Cesar Corrales et Yasmine Naghdi ©Tristram Kenton courtesy of ROH
L’équipe créative relève pas mal de défis – pléthore de personnages, entrelacs dramatiques – et trouve de malines solutions visuelles – jeu de voilages et de dentelles, panneaux coulissants, tables à roulettes – pour nous guider dans l’intrigue. La chorégraphie se déploie au moins sur deux plans : la précision narrative et l’exubérance.
Côté narration, Wheeldon a inventé un mouvement dansé pour pétrir la pâte à pain, mais aussi un jeu de rubans pour, avec plus d’éloquence qu’une pantomime, faire passer le nœud marital d’une fiancée à une autre.
Côté profusion, il y a une générosité d’invention presque folle pour les personnages secondaires – par exemple avec les parties solo de la vieille cuisinière Nacha, incarnée par Christina Arestis, toujours étonnamment intense, avant comme après la mort du personnage – et pour le corps de ballet. Pour les scènes collectives, Wheeldon flirte avec les genres – les danses latinos pour le mariage, le music-hall quand Gertrudis est saisie d’une fièvre aphrodisiaque – sans faire pastiche, et frôle le too much – l’ambiance de lupanar de la scène de Gertrudis – sans y sombrer.
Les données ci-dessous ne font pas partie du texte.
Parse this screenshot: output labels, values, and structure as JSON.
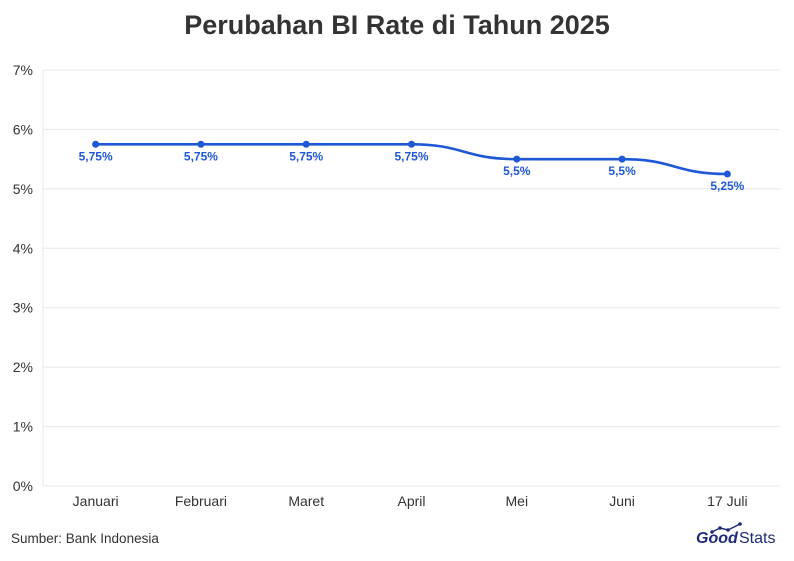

À la fin du deuxième acte, la scène du feu de camp autour de Gertrudis et son mari révolutionnaire Juan Alejandrez (Luca Acri), est proprement enthousiasmante : on ne sait plus où donner de la tête, mais le joyeux foutoir masque un dessin très maîtrisé, qui sait faire converger les regards au bon endroit au bon moment.

Like Water For Chocolate (Acte II) ©Tristram Kenton, courtesy of ROH
Bien sûr, le chorégraphe a aussi soigné les interactions entre les deux personnages principaux : cela commence avec de gamines agaceries avant le mariage (celui de Pedro avec la sœur qu’il n’aime pas), qui laisse place ensuite à une agonie de rapprochements empêchés (avec une façon très délicate de presque s’embrasser qui rend visible le désir et son inaccomplissement). Yasmine Naghdi et Cesar Corrales, interprètes de la deuxième distribution, ont la fragilité et la fébrilité de Tita et Pedro. Les figures du pas de deux amoureux réservent quelques surprises acrobatiques que les deux danseurs passent avec fluidité. À un moment, Pedro porte Tita tête en bas, puis fait un relevé sur une seule jambe, comme pour dire fugitivement que toute leur relation ne tient qu’à un fil. Cesar Corrales, transfuge de l’English National Ballet à présent principal au Royal, déploie un brio technique sans esbroufe. Il est aussi émotionnellement attachant que sa partenaire, et ce n’est pas peu dire. Au moment où son personnage sombre en dépression (à la fin du premier acte), Yasmine Naghdi a les accents d’une Giselle.